Digital cameras and MP3 players with USB connectivity
Some battery-powered handheld equipment such as digital cameras and MP3 players are connected to PCs via the USB cable for downloading data. For example, MP3 players can download music from the internet. At that time, it is handy to take the power from the USB 5V or VBUS line (limited to 500mA by the USB specification), instead of the battery. The LDO generates the 3.3V rail needed for the ASIC, as shown on Figure 3. The CMPWR160 500mA LDO provides the 3.3V regulated output and also a reset output signal monitoring the output with automatic detection of invalid level to reset a microprocessor. The monitoring function remains active, even if the USB supply goes away, like in a dual power system. The CMPWR160 is available in both the SOIC-8 or MSOP-8 package.
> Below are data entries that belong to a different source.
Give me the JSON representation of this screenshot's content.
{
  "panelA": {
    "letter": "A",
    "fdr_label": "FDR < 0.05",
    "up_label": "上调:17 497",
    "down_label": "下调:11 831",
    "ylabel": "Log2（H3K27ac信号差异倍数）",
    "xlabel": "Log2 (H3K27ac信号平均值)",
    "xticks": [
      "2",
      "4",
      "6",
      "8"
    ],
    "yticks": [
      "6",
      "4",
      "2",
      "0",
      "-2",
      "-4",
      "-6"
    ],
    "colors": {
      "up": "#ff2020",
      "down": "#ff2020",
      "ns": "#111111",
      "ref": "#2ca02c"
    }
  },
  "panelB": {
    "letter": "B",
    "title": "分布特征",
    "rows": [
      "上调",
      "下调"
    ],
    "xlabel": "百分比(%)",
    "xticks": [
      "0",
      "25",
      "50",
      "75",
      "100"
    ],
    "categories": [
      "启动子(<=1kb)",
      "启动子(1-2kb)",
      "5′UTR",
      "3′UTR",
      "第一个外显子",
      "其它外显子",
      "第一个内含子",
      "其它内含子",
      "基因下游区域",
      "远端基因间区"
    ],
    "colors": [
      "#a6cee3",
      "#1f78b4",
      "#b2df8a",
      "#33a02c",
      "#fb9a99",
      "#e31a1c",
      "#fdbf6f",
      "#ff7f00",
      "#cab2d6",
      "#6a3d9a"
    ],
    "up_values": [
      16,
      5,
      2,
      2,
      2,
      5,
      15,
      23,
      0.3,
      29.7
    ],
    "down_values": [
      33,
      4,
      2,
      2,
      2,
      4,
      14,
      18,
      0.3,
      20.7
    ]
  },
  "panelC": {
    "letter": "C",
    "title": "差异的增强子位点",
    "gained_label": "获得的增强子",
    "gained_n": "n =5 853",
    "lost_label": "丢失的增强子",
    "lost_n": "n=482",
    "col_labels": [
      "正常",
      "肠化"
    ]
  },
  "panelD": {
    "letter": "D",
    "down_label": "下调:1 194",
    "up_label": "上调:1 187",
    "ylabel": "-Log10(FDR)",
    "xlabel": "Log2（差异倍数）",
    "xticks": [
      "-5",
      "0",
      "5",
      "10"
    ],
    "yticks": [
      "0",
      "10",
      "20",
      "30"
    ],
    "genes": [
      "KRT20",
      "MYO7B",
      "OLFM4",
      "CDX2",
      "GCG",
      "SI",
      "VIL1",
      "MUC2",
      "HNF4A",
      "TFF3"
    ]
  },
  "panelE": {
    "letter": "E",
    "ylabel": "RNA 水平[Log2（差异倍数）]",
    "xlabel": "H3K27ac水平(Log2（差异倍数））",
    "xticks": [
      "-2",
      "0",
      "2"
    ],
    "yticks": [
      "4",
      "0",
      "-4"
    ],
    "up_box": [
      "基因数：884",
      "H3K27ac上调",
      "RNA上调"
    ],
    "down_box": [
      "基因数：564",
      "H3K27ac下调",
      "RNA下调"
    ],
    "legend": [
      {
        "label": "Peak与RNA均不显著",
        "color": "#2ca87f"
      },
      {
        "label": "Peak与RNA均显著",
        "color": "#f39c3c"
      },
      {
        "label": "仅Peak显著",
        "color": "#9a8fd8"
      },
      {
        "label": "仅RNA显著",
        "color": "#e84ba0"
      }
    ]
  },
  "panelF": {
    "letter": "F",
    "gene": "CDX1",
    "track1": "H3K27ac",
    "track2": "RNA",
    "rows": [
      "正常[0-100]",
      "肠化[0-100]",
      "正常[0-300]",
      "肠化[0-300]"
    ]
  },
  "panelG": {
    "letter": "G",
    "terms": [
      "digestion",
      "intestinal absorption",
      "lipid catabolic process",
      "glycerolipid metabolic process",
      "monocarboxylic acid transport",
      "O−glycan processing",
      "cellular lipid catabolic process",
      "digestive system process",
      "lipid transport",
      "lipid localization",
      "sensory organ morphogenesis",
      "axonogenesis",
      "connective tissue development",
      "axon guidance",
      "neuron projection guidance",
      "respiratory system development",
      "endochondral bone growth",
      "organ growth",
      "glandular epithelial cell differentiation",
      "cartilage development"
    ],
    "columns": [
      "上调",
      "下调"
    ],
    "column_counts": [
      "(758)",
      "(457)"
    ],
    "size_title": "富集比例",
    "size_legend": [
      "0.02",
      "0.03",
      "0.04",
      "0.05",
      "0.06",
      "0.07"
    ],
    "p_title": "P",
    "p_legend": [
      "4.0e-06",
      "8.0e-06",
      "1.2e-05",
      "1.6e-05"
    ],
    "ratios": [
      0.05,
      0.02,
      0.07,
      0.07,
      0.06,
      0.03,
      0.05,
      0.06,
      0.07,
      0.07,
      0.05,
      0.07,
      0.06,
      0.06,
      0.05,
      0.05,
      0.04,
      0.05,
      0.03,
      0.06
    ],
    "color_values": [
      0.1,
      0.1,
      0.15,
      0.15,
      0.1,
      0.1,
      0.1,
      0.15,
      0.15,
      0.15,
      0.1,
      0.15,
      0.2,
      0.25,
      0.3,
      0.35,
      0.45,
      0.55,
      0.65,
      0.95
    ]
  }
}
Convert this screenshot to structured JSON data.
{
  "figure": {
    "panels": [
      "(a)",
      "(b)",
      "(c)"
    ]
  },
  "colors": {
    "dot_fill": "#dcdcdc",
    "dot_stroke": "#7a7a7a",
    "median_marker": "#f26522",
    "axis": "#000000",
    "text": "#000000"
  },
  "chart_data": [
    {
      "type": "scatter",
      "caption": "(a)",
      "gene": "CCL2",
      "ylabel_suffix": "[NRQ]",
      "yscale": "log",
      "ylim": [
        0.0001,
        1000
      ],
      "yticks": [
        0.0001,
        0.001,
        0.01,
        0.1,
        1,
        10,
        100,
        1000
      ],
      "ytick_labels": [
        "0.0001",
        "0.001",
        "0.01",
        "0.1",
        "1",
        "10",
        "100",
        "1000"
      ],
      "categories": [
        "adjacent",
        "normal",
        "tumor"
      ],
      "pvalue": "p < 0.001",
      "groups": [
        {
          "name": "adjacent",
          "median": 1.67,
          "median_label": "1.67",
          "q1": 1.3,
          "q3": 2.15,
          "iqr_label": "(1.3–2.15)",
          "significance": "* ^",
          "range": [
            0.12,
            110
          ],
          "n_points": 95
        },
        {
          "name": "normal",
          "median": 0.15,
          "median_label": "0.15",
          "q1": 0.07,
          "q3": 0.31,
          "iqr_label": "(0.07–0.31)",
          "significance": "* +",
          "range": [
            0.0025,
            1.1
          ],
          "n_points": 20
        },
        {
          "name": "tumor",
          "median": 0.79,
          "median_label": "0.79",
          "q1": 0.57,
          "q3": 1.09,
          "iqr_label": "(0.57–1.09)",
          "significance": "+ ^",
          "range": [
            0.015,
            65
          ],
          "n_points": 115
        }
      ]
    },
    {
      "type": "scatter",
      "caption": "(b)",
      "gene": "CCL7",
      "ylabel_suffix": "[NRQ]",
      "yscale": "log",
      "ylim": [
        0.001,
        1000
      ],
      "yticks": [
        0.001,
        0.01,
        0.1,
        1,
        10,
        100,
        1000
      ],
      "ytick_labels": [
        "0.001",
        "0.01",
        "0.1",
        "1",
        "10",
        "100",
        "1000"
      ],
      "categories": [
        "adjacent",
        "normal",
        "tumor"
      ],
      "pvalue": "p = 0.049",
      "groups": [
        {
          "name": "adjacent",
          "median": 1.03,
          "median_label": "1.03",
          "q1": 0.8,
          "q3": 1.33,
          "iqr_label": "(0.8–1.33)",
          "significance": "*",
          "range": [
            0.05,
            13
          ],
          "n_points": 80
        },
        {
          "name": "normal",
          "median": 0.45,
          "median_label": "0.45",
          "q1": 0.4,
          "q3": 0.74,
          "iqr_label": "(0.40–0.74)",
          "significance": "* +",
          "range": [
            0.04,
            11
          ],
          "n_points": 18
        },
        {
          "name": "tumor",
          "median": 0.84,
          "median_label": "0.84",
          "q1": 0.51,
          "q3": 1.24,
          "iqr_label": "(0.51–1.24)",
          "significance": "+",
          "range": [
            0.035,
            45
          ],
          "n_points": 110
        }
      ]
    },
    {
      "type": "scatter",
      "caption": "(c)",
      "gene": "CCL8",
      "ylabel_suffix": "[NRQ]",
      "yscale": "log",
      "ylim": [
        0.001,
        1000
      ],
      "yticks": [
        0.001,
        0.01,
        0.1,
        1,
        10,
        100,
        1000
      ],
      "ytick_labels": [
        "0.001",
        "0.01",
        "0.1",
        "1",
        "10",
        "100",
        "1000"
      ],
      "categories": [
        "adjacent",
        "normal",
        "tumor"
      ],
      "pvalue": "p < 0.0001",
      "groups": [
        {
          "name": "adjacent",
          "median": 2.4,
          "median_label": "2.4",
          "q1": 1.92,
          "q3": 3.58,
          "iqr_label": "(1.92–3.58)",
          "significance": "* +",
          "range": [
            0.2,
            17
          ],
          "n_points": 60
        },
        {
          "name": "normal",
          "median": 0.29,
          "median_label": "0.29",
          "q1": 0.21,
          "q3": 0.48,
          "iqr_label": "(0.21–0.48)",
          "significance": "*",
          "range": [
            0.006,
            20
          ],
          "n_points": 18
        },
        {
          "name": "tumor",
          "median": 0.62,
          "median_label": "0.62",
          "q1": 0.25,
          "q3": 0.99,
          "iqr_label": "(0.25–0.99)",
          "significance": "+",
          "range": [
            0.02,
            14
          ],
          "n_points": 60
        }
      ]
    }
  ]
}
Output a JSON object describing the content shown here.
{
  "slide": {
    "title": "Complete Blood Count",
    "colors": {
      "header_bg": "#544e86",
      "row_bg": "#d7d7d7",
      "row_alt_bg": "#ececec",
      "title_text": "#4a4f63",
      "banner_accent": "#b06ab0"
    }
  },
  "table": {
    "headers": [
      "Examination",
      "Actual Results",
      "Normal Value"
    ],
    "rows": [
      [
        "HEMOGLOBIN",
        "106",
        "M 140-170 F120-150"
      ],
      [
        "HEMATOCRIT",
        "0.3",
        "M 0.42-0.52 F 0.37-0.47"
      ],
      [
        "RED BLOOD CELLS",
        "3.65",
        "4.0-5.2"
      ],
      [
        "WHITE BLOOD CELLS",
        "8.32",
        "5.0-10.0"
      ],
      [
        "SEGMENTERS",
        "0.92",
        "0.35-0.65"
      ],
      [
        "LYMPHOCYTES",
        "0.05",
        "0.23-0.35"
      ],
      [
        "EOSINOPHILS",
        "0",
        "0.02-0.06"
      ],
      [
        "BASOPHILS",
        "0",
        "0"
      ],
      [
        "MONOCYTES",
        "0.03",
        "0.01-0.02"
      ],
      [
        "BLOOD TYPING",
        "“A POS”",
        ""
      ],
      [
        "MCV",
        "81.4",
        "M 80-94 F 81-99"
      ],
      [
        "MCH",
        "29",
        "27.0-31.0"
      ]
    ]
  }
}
Figure 3. USB Peripheral Diagram.
Low Noise LDO applications
When a low noise supply is required, a low dropout regulator can be used, such as the CM3014. An external bypass capacitor CBYP (typically 10nF) connected to the internal chip reference greatly improves the noise performance, as shown on Figure 4. The CM3014 uses an industry-standard pinout in a SOT23-5 lead package for current load up to 150mA and is available with various fixed output voltages.
Figure 4. Low Noise LDO Application.
LDOs provide an effective way to resolve power management issues in battery-powered devices. A significant advantage for the end-user is the broad market offering with various industry-standard package pinouts available for current ratings of 150mA, 300mA, 500mA and 1 Amp.